I had looked around my room and thought logically about what I would need, knowing that everything would have to be small and lightweight. I went around my room, looking at everything I had gathered crow like around me, all my clothes and things: gadgets and wonders, books filled with worlds, CDs filled with anthems, joys and understanding.

I knew that I would need to take very little with me. What did I actually need beyond a shadow of a doubt. I took my time to choose the things I would need no matter where I was. I took my alarm clock so that I could set always get up when I need to and have order in a world that had none. I took three t shirts and three pairs of underwear so that I would always have a spare and a change plus the shirt I wore. I took one hoodie. I had a little bag of toiletries: deodorant, toothbrush, soap.
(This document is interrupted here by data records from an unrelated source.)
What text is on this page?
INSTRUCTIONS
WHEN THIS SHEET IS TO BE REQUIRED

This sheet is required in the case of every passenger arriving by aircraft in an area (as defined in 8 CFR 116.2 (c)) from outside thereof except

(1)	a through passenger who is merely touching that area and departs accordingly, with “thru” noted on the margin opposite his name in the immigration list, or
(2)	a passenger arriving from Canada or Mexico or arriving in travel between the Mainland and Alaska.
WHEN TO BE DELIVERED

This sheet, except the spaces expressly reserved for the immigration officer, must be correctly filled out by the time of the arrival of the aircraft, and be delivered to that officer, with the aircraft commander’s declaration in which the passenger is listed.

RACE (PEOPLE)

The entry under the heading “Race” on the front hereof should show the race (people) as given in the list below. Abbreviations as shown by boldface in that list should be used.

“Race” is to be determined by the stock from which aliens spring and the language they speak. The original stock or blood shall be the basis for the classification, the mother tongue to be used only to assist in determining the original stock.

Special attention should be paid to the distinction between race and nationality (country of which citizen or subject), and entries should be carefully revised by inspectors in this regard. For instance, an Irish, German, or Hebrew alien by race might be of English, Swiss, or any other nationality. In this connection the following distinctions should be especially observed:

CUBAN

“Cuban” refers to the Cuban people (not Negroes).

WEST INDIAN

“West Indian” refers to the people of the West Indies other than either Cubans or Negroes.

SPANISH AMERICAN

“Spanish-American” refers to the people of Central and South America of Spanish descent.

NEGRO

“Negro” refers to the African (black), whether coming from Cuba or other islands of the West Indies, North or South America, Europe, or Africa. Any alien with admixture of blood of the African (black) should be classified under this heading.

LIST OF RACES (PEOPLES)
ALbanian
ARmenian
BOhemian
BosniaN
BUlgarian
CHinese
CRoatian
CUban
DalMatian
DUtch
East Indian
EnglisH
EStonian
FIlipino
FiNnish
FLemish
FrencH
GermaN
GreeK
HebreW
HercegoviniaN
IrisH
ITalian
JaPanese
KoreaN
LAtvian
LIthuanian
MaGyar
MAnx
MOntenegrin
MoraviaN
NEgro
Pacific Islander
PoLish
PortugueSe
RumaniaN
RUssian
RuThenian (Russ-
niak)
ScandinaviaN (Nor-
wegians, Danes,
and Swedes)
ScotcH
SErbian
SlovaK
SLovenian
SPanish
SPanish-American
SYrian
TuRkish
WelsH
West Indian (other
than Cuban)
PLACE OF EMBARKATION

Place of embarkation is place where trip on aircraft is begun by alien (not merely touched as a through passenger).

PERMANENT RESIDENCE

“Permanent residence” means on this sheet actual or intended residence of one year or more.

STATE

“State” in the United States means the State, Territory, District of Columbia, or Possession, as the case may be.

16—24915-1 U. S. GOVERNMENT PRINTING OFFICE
I took Playing Beatie Bow by Ruth Park and Mine for Keeps by Jean Little because they were a comfort, and they were thin and light.

I took what ID of mine that I could find and my tarot cards, the box beginning to fall away. I checked my wallet. I had thirty dollars to my name and little bit of paper that contained things I had written down.

I had collected these things to me, going around the room and gathering to me and finding a place for them in my bag. Every spot was special, and I didn’t want to weigh myself down too much with a lot of stuff. I took one last thing: a silver ring with a wolf etched to it in Haida art. It was my connection and touchstone to spirit.

I kept all of this with me at all times, either on my back or beside me, always in view and I had chosen each piece for myself. There was no panic in any of my choices. I knew that I had to leave room for other items and treasures that I would find along the way. I had to leave room for myself so that I could grow wings.

I knew that every time I took my bag with me that I didn’t trust him. Could I love someone I didn’t trust? I knew the answer and wasn’t sure how long that I could stay with someone who I didn’t trust, who hadn’t so much as kissed me. We’d done other things, but never that. I knew that it was the most intimate that you could be with another person and Shades and I didn’t share that between us. I knew the signs were there and that this was only the fist step along on this new journey.

I had no idea where it would take me, but I knew that I had packed my talismans and brought them with me for some semblance of normalcy. Less a bag of personal items, it was a bag that contained what I thought contained magic. I just wondered where that magic would take me.

I lay there at nighttime, Shades shirtless beside me, listening to his breathing as he slept. His snores sounded like the wind as I looked at the night stars outside the window, the air hot with the heat of summer, a candle we had lit earlier beginning to sputter.

As I fell asleep, I watched the shadows on the walls and wondered what I would become.